COVID-19 Monoclonal Antibodies and Effectiveness Against Variants

The Centers for Disease Control and Prevention (CDC) report that the COVID-19 variant first identified in the U.K.—B.1.1.7—is the most common cause of new infection in the U.S, particularly in Florida, Michigan, Minnesota, Massachusetts, Colorado, California, Maryland, Pennsylvania, and New Jersey.1 This strain has evidence of being more infectious and causing more severe disease compared with the original strain.2 Other variants of concern circulating in the U.S. are P.1 and B.1.351, first identified in Brazil and South Africa, respectively, and B.1.427 and B.1.429 which were first identified in California.3

Monoclonal antibodies (mAbs) and mAb cocktails that have received Emergency Use Authorization (EUA) by the US Food and Drug Administration (FDA) have shown efficacy in preventing mild-to- moderate COVID-19 from progressing to severe disease in people with certain risk factors.4–6 Because of concern that single-agent mAbs are ineffective against the variants, the distribution of bamlanivimab (LY-CoV555) as monotherapy was halted nationwide.7

Preclinical data of bamlanivimab with etesevimab (LY-CoV016/JS016) show that this combination continues to remain effective against the B.1.1.7 variant but has reduced activity against the B.1.351 variant; it continues to be available based on its EUA.8,9

Unpublished data from a phase 3 trial of 4567 high-risk non-hospitalized people with COVID-19 show that the mAb cocktail consisting of casirivimab with imdevimab (REGN-COV™) reduced hospitalizations or death by 70% and significantly reduced symptom duration by 4 days compared with placebo. All doses of the antibody cocktail—8000 mg, 2400 mg, and 1200 mg—showed similar efficacy.10 A companion dose-ranging phase 2 trial of 803 non-hospitalized people with COVID-19 showed significant and comparable viral reductions for all REGEN-COV doses tested, including as low as 300 mg.10 The FDA recently updated U.S. EUA fact sheets for all authorized monoclonal antibody treatments, indicating that compared with other mAbs, REGEN-COV retains potency against several key variants of concern circulating in the U.S.8,11

REGEN-COV continues to be investigated on ongoing clinical trials in both the outpatient and hospital settings.

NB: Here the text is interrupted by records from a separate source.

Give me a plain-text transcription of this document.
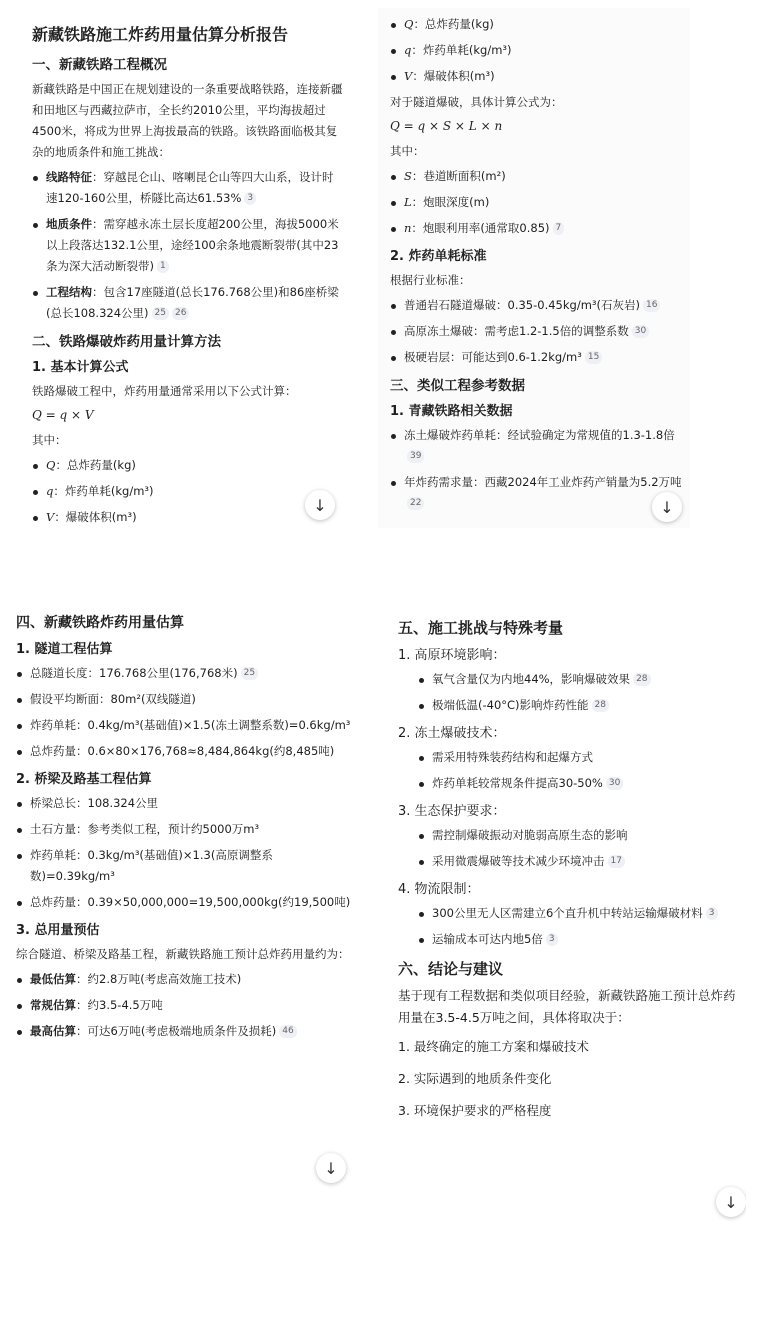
新藏铁路施工炸药用量估算分析报告
一、新藏铁路工程概况
新藏铁路是中国正在规划建设的一条重要战略铁路，连接新疆和田地区与西藏拉萨市，全长约2010公里，平均海拔超过4500米，将成为世界上海拔最高的铁路。该铁路面临极其复杂的地质条件和施工挑战：
线路特征：穿越昆仑山、喀喇昆仑山等四大山系，设计时速120-160公里，桥隧比高达61.53% 3
地质条件：需穿越永冻土层长度超200公里，海拔5000米以上段落达132.1公里，途经100余条地震断裂带(其中23条为深大活动断裂带) 1
工程结构：包含17座隧道(总长176.768公里)和86座桥梁(总长108.324公里) 25 26
二、铁路爆破炸药用量计算方法
1. 基本计算公式
铁路爆破工程中，炸药用量通常采用以下公式计算：
Q = q × V
其中：
Q：总炸药量(kg)
q：炸药单耗(kg/m³)
V：爆破体积(m³)
↓
Q：总炸药量(kg)
q：炸药单耗(kg/m³)
V：爆破体积(m³)
对于隧道爆破，具体计算公式为：
Q = q × S × L × n
其中：
S：巷道断面积(m²)
L：炮眼深度(m)
n：炮眼利用率(通常取0.85) 7
2. 炸药单耗标准
根据行业标准：
普通岩石隧道爆破：0.35-0.45kg/m³(石灰岩) 16
高原冻土爆破：需考虑1.2-1.5倍的调整系数 30
极硬岩层：可能达到0.6-1.2kg/m³ 15
三、类似工程参考数据
1. 青藏铁路相关数据
冻土爆破炸药单耗：经试验确定为常规值的1.3-1.8倍39
年炸药需求量：西藏2024年工业炸药产销量为5.2万吨22	↓
四、新藏铁路炸药用量估算
1. 隧道工程估算
总隧道长度：176.768公里(176,768米) 25
假设平均断面：80m²(双线隧道)
炸药单耗：0.4kg/m³(基础值)×1.5(冻土调整系数)=0.6kg/m³
总炸药量：0.6×80×176,768≈8,484,864kg(约8,485吨)
2. 桥梁及路基工程估算
桥梁总长：108.324公里
土石方量：参考类似工程，预计约5000万m³
炸药单耗：0.3kg/m³(基础值)×1.3(高原调整系数)=0.39kg/m³
总炸药量：0.39×50,000,000=19,500,000kg(约19,500吨)
3. 总用量预估
综合隧道、桥梁及路基工程，新藏铁路施工预计总炸药用量约为：
最低估算：约2.8万吨(考虑高效施工技术)
常规估算：约3.5-4.5万吨
最高估算：可达6万吨(考虑极端地质条件及损耗) 46
↓
五、施工挑战与特殊考量
1. 高原环境影响：
氧气含量仅为内地44%，影响爆破效果 28
极端低温(-40°C)影响炸药性能 28
2. 冻土爆破技术：
需采用特殊装药结构和起爆方式
炸药单耗较常规条件提高30-50% 30
3. 生态保护要求：
需控制爆破振动对脆弱高原生态的影响
采用微震爆破等技术减少环境冲击 17
4. 物流限制：
300公里无人区需建立6个直升机中转站运输爆破材料 3
运输成本可达内地5倍 3
六、结论与建议
基于现有工程数据和类似项目经验，新藏铁路施工预计总炸药用量在3.5-4.5万吨之间，具体将取决于：
1. 最终确定的施工方案和爆破技术
2. 实际遇到的地质条件变化
3. 环境保护要求的严格程度
↓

  1. Centers for Disease Control and Prevention (CDC). US COVID-19 cases caused by variants. Updated 4/6/2021. ( Accessed 4/8/2021.
  2. Davies NG, Abbott S, Barnard RC, et al. Estimated transmissibility and impact of SARS-CoV-2 lineage B.1.1.7 in England. Science. 2021;March 3: Epub ahead of print.
  3. CDC. SARS-CoV-2 Variant classifications and definitions. Updated 3/16/2021. ( Accessed 4/8/2021.
  4. Weinreich DM, Sivapalasingam S, Norton T, et al. REGN-COV2, a neutralizing antibody cocktail in outpatients with COVID-19. N Engl J Med. 2021;384:238-251.
  5. Chen P, Nirula A, Heller B, et al. SARS-CoV-2 neutralizing antibody LY-CoV555 in outpatients with Covid-19. N Engl J Med. 2021;384:229-237.
  6. Gottlieb RL, Nirula A, Chen P, et al. Effect of bamlanivimab as monotherapy or in combination with etesevimab on viral load in patients with mild to moderate COVID-19: a randomized clinical trial. JAMA. 2021;325:632-644.
  7. Department of Health and Human Services (DHHS). Outpatient monoclonal antibody treatment for COVID-19 made available under emergency use authorization. ( Accessed 4/8/2021.
  8. US Food and Drug Administration (FDA). Fact sheet for health care providers: Emergency Use Authorization (EUA) of bamlanivimab and etesevimab. Updated 3/2021. ( Accessed 4/8/2021.
  9. Wang P, Nair JS, Liu L, et al. Antibody resistance of SARS-CoV-2 variants B.1.351 and B.1.1.7. Nature. 2021;Mar 8: Epub ahead of print.
  10. Regeneron press release. Phase 3 trial shows REGEN-COV™ (casirivimab with imdevimab) antibody cocktail reduced hospitalization or death by 70% in non-hospitalized COVID-19 patients. ( Accessed 4/8/2021.
  11. FDA. Fact sheet for health care providers Emergency Use Authorization (EUA) of REGEN-COV (casirivimab with imdevimab). Updated 3/2021. ( Accessed 4/8/2021.